Company Overview:
ATL, A Bureau Veritas Company is a professional services organization with an ever-broadening service portfolio to support FDA-regulated products and companies worldwide. Providing scientific, engineering, and regulatory laboratory services, we seamlessly leverage our expertise within the consumer product goods, pharmaceutical, and medical device industries.
Headquartered in Cincinnati, Ohio, we are a highly profitable and nimble entrepreneurial organization comprised of nearly 500 experts who work throughout the United States. Anchored by the mission to add value to our clients throughout all stages of the product life cycle, we are the most desired business partner for our Fortune 500 clients.
Schedule:
12-hour rotating day/night shift (2-2-3), working every other weekend
Position Summary:
The Analytical Chemist will work both independently and under the supervision of a manager. They will have access to the manager and other colleagues to answer questions. The purpose of the role is to perform quality testing on raw materials, in process and finished goods.

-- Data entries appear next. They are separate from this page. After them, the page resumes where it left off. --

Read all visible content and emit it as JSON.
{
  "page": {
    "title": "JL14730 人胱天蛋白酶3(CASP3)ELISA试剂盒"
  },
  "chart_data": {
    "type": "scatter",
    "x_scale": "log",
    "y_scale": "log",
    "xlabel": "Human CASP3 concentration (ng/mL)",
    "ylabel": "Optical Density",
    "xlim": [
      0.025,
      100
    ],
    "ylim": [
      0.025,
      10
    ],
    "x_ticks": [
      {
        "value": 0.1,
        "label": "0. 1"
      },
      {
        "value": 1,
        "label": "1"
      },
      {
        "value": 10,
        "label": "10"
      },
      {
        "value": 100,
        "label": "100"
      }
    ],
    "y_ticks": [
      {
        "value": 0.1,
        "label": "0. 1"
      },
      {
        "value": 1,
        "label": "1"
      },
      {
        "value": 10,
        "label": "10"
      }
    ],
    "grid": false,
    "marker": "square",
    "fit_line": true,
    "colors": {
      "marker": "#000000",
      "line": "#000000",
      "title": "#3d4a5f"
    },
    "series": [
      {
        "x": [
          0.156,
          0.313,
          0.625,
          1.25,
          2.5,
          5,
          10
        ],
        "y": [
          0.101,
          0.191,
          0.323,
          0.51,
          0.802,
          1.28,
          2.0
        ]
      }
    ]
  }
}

Duties & Responsibilities:
Perform various sample preparation, extraction, and analysis techniques utilizing analytical methods. Perform serial dilutions to create standards and quality control samples following a written method. Perform identification, gravimetric, qualitative, and physical testing on a routine basis. Execute titration testing, chromatography (GC and/ or HPLC) and atomic absorption (AA). Utilize basic instrumentation to perform testing on a routine basis. Meet all testing assignment deadlines and document all analysis in a timely and accurate manner. Perform method validations and verifications. Complete DIR/OOS/CAPA documentation. Assess SOPs and methods, recommend and initiate changes as needed. Support audit activities. Perform routine lab maintenance, maintaining a clean and safe laboratory space. Other duties as assigned
Education & Experience:
Bachelor's Degree in Chemistry or related scientific discipline Strong interpersonal skills such as relationship building, initiative, positive attitude, and team building. Ability to present facts and recommendations effectively, both written and verbal. Ability to manage time and prioritize work effectively. Ability to work independently as well as in a team environment. Accurate data management, sorting and interpreting. Ability to work in a fast-paced, agile environment. Proficient in Microsoft Office suite. 0-1 years of experience working with GC, HPLC or Atomic Absorption (AA) preferred. Experience in an FDA or cGMP regulated environment preferred. Understanding of theoretical knowledge behind instrumentation and methodology including method validation preferred. Experience in the consumer products, pharmaceuticals or personal care industry preferred.
Physical & Travel Requirements:
Frequent standing up to 12 hours Frequent walking around a large manufacturing facility Frequent fine manipulation with hands Occasionally lifting up to 10lbs. 0% Travel
AT ATL, we are an Equal Opportunity Employer and take pride in a diverse environment. We do not discriminate in recruitment, hiring, training, promotion, or other employment practices for reasons of race, color, religion, gender, sexual orientation, national origin, age, marital or veteran status, medical condition or disability, or any other legally protected status. ATL strongly supports diversity in the workplace.